It was New Year's Eve at Michigan State University, but the glow in the night sky wasn't fireworks. It was arson in the agriculture building. More than that, it was sabotage.
"I think I was just in shock," says Michigan State Professor Catherine Ives.
A terrorist group claimed it set the fire specifically to stop the work of those who study genetically modified food.
"I lost basically my entire professional life," says Ives. "I lost every paper I ever wrote that analyzed the benefits and risks of this technology."
Gene technology is under attack like never before. Protests called "crop busting" - where demonstrators yank the crops from the ground - have come to America.
Thereve been 15 such protests in the last year, most of them at university test plots. Then came the arson. To authorities, the fire at Michigan State represents a major escalation in the protest movement against genetically engineered food. The group claiming responsibility, the Earth Liberation Front, is the same one that claimed the multimillion dollar arson at the Vail ski resort in 1998, which was an anti-development protest. This year the letters ELF were spray-painted after one crop busting at the University of Minnesota.

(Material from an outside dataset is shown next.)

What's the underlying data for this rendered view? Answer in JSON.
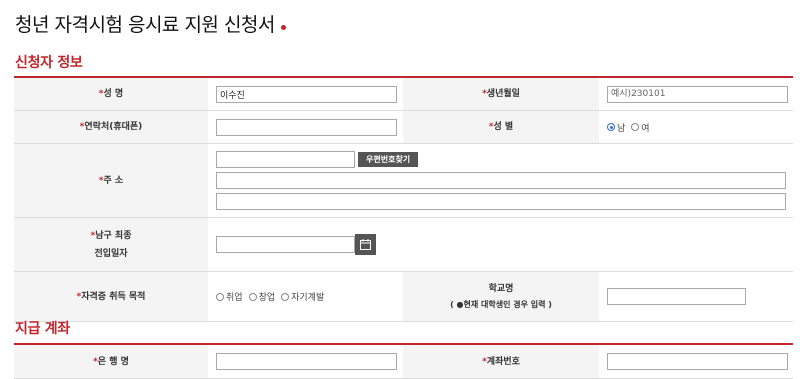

Now, federal investigators say the violent, radical green movement has a new mission. "It seems to me as if anybody who's engaged in genetic research is potentially a target" says Stephen Peifer. Peifer, a federal prosecutor in Oregon, is presenting evidence against the ELF to a federal grand jury. He believes that "Sooner or later there will be human injury, or perhaps loss of life if this continues."
"I want to see these actions continue to increase," says Craig Rosebraugh, who claims to speak for the Earth Liberation Front. A well-known Portland, Ore., environmentalist, Rosebraugh says he receives anonymous communications from the group, but doesn't know the members. He confirms the ELF wants to sabotage genetic plant research.

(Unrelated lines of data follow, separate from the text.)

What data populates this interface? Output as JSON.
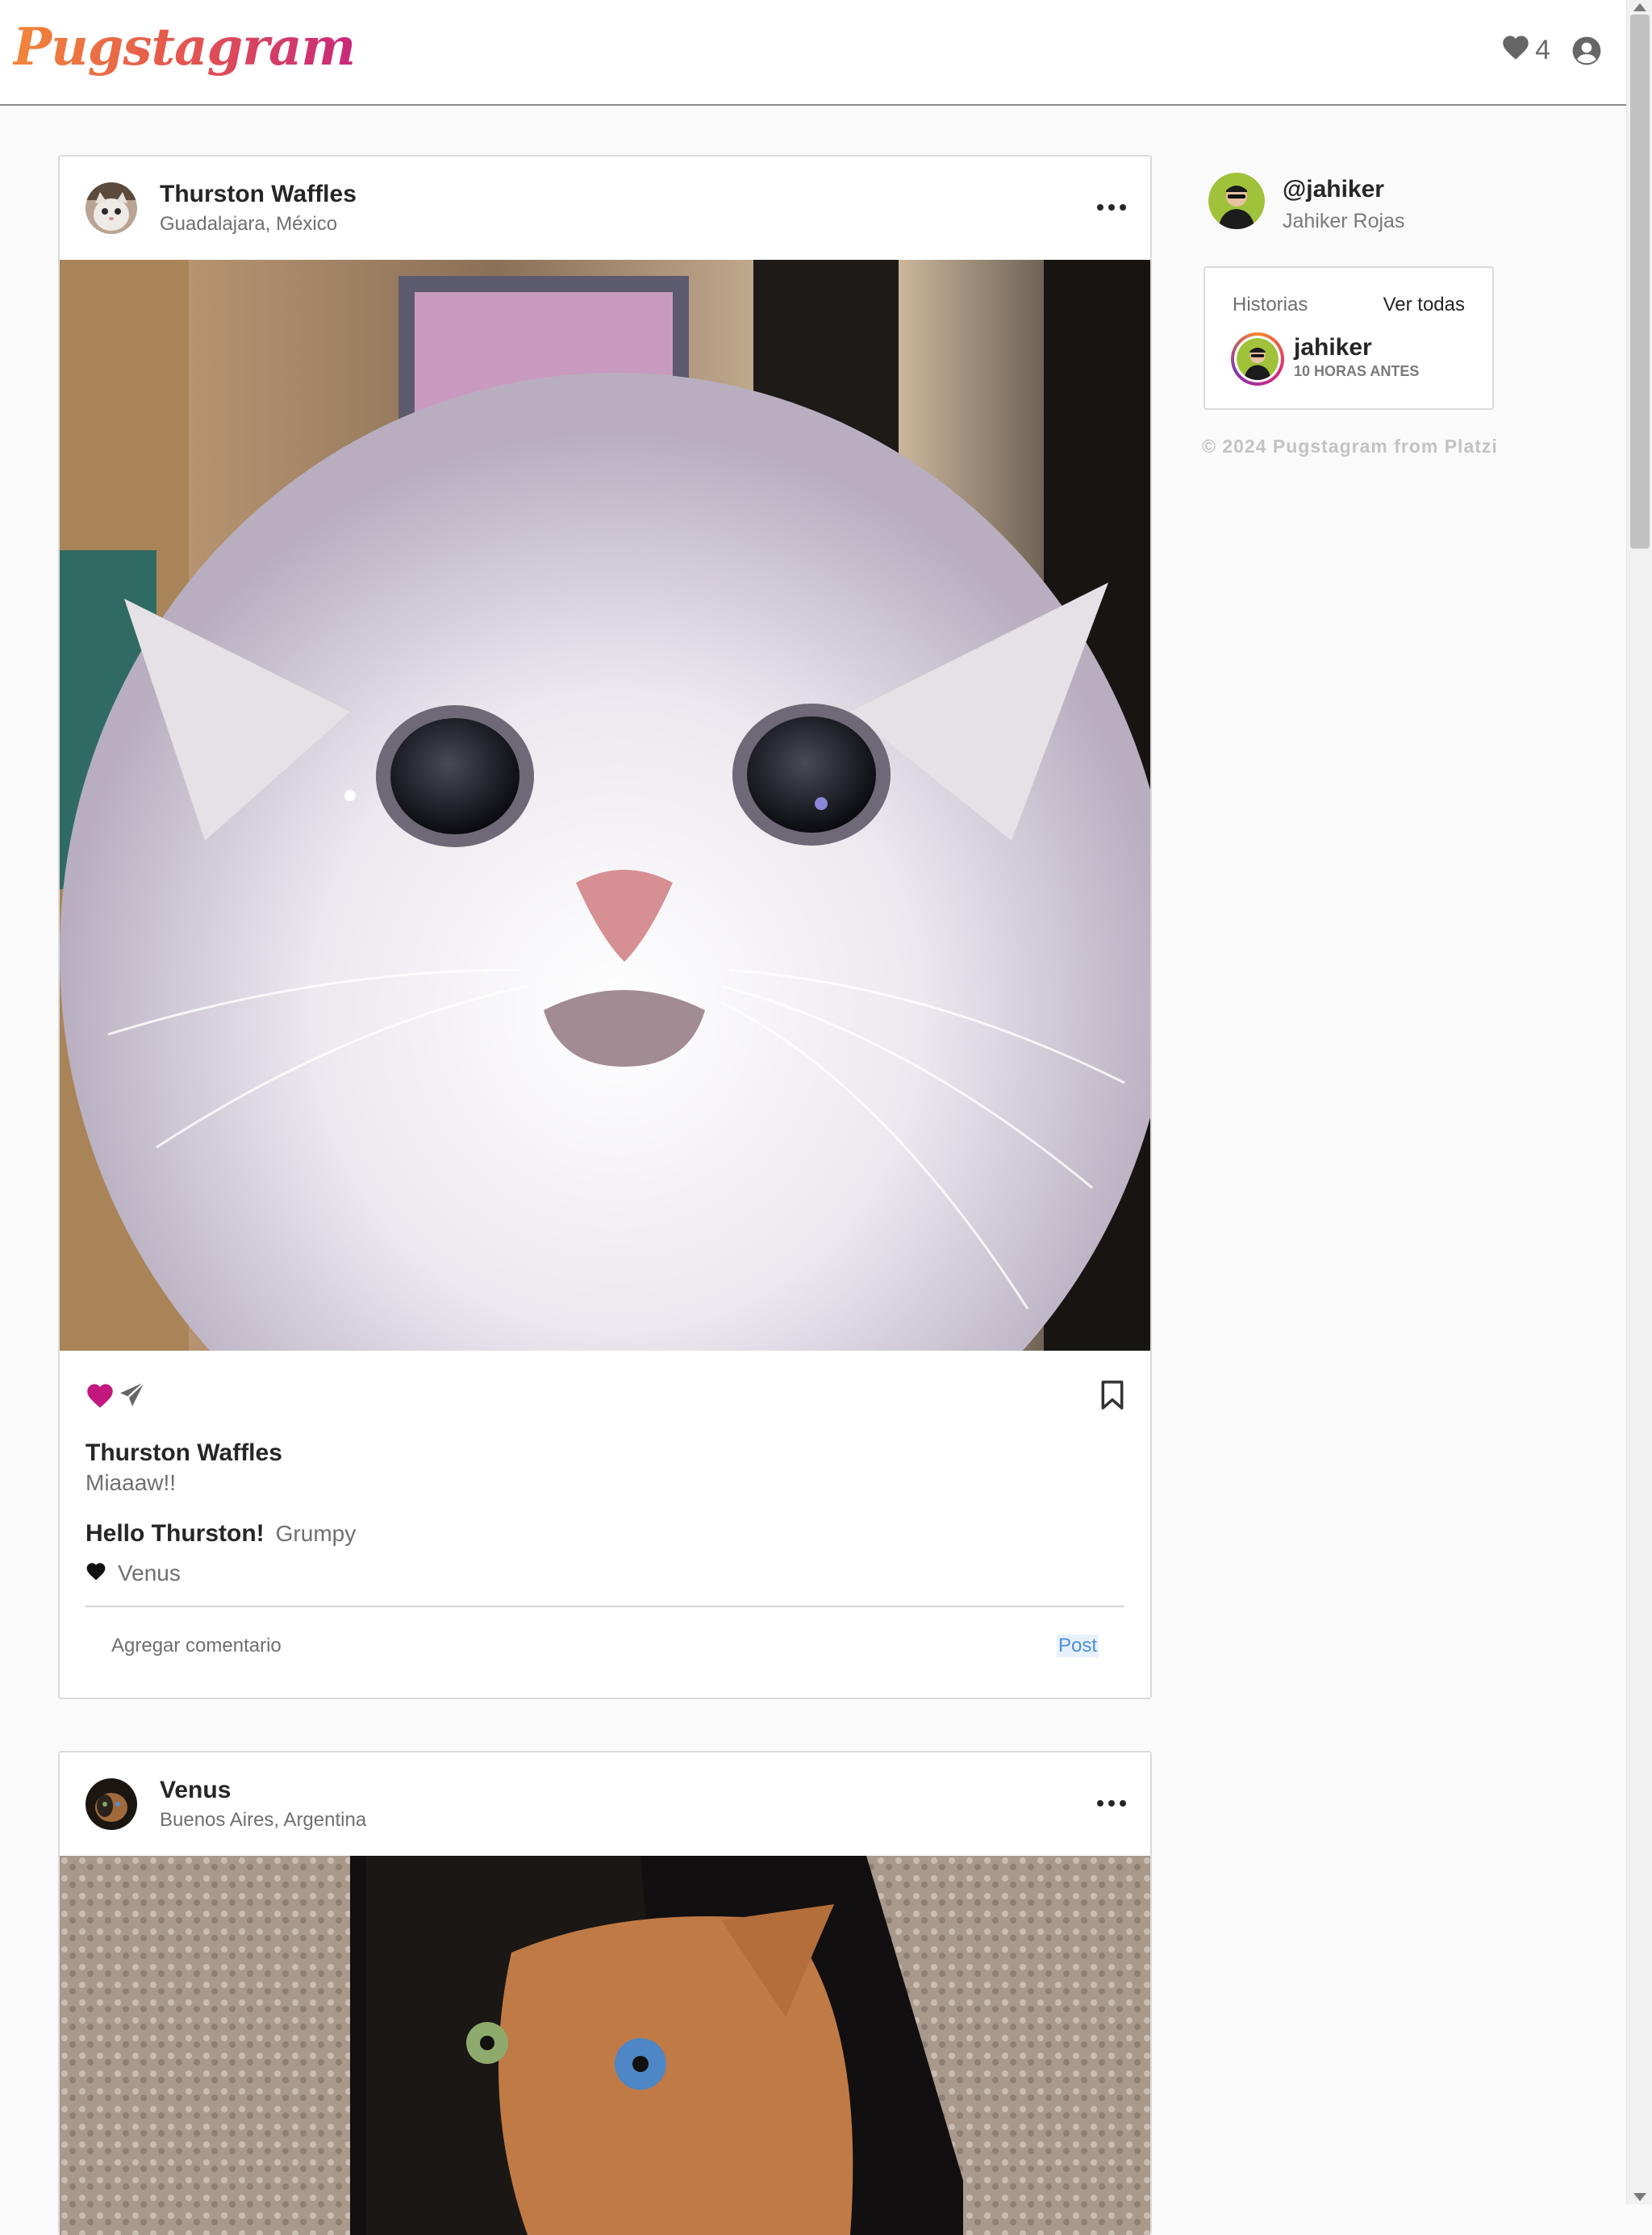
{
  "app": {
    "logo_text": "Pugstagram",
    "brand_gradient": [
      "#f0863a",
      "#e65a4c",
      "#c8287a"
    ],
    "like_count": "4",
    "header_icons": [
      "heart-icon",
      "user-circle-icon"
    ]
  },
  "posts": [
    {
      "user": "Thurston Waffles",
      "location": "Guadalajara, México",
      "image_subject": "white cat close-up",
      "liked": true,
      "like_color": "#c2187e",
      "caption_user": "Thurston Waffles",
      "caption_text": "Miaaaw!!",
      "comment_title": "Hello Thurston!",
      "comment_author": "Grumpy",
      "liked_by": "Venus",
      "comment_placeholder": "Agregar comentario",
      "post_label": "Post"
    },
    {
      "user": "Venus",
      "location": "Buenos Aires, Argentina",
      "image_subject": "two-faced cat"
    }
  ],
  "sidebar": {
    "handle": "@jahiker",
    "name": "Jahiker Rojas",
    "stories_title": "Historias",
    "stories_all": "Ver todas",
    "story_user": "jahiker",
    "story_time": "10 HORAS ANTES",
    "copyright": "© 2024 Pugstagram from Platzi"
  }
}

"It's not just Michigan State University, it's not just universities, it's each and every entity involved in genetically modifying organisms that's going to be targeted," says Rosebraugh.
Rosebraugh sees the arson at Michigan as a legitimate form of protest, an attitude that baffles Ives, who says her genetic research will help increase food production in Africa.
"Our program is set up to help poor people and poor farmers and I find it difficult to find justification for trying to stop that ind of work," she says.
So far there have been no arrests, but federal agents are treating this as sophisticated terrorism. They believe the same organized radicals who use arson to protest animal testing and logging, have found a new cause in gene altered plants.